考えてみれば、年賀はがきというのは、書くのを楽しみとしているという奇特な人以外は、簡便にしたいと思っているのが普通だろう。
だからこそ、メールで「あけましておめでとう」とテンプレートのサンプルで済ませてしまう。
それはパソコンやスマホを使いこなしている若者にとっては、そんなに重く考えないケースになる。
手早くしかも夜昼関係なく送れるならいいんじゃないか。
そんな声も聞こえてくる気がする。
だが、年賀はがきのような伝統的な習慣を気軽に考えることができない世代にとっては、相手がどう思うかということが気になってしまう。
形だけでも、手間暇をかけとた相手に思わせたい。
だから、メールが手軽で便利だけれど、それで年賀はがきの代用をするのはちょっと……という古い世代は案外多いのではないか。
特に、パソコンやスマホが苦手な高齢者にとっては、操作をミスって変なメールを送ってしまう危険性もある。
そんなことになってしまえば、相手にどう思われるか、それこそ心配だ。
実際、私の例でもそんな失敗をしたし、また同世代から間違いメールをよく受け取ったものである。
それがビジネス関係であれば、すぐに相手に知らせて注意するが、プライベートなメールだと返信もできかねるものがある。
恋人や夫婦の間のメールなど、それこそ注意していいかどうか、文面が読んで恥ずかしい場合もあるから、そのまま気づかないふりをするというケースもあった。
それこそスルーしたのである。
そんな失敗もあるから、高齢者はメールよりは読み返すことができる手書きで書きたいという思いになるのも無理はない。
でも、よくよく振り返ってみると、そんな心配をしなければならないほど同世代の知人友人がいるわけではない。
重箱のような厚さから次第に小冊子の厚さになっていくことを考えれば、骨惜しみをせずに手書きで書いた方がいいかもしれない。
寂しいことだが、それは仕方がない。
人も人生の秋になれば、だれでも枯れ葉のように霊界へ行くからである。
ならば、最後のあいさつとなるかもしれない年賀はがきは手書きにした方がいいだろうと思ったりする。
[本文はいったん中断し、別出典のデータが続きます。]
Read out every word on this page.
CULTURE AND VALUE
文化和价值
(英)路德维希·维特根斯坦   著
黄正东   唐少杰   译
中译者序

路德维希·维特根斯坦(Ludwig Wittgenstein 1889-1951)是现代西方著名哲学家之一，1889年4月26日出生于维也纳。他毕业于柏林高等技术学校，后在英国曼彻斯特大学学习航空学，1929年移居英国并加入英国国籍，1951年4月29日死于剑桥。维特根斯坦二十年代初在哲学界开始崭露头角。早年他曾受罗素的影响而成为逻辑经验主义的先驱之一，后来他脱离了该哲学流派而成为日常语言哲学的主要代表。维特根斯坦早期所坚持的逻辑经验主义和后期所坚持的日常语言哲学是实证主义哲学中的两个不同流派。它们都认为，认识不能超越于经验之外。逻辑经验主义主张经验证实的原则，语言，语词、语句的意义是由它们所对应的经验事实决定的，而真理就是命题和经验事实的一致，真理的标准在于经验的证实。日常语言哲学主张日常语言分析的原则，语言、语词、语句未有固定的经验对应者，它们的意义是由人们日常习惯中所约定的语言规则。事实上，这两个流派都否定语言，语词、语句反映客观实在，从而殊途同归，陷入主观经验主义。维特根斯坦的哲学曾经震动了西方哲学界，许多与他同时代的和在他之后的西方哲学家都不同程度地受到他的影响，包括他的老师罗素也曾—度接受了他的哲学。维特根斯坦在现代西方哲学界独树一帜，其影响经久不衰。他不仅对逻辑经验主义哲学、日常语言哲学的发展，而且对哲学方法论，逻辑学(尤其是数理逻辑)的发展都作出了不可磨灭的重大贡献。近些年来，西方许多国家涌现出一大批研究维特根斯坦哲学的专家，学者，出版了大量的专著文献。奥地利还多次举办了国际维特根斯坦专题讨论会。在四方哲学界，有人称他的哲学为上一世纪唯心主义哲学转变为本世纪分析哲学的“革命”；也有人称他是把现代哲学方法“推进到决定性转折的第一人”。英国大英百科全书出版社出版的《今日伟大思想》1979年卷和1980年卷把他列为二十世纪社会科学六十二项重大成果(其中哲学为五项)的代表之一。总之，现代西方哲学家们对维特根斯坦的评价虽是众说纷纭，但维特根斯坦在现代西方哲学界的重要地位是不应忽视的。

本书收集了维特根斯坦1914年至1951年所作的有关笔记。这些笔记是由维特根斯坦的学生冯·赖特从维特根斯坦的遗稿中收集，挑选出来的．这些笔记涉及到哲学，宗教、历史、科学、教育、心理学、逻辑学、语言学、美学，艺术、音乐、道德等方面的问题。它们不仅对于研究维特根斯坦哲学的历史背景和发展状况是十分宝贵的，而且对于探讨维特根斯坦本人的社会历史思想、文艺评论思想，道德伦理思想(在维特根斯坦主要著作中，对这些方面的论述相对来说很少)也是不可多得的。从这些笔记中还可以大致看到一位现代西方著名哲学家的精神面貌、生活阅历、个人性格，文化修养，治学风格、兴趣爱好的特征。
それに、手を使って書くことでボケ防止にもなるかもしれない。
修行僧のような気持ちになって、年賀はがきを買い求めることにした。
今は、墨汁も必要のない筆ペンもあるので、あとは書くだけでいい。
秋の空には、うろこ雲が流れている。
そういえば、おおい雲よ、どこへ行くんか、といったような詩を書いた詩人がいたなあ。
私の出す年賀はがきも、空を飛ぶかもしれない。
そんな想像をしながら、風の吹く街を歩いていた。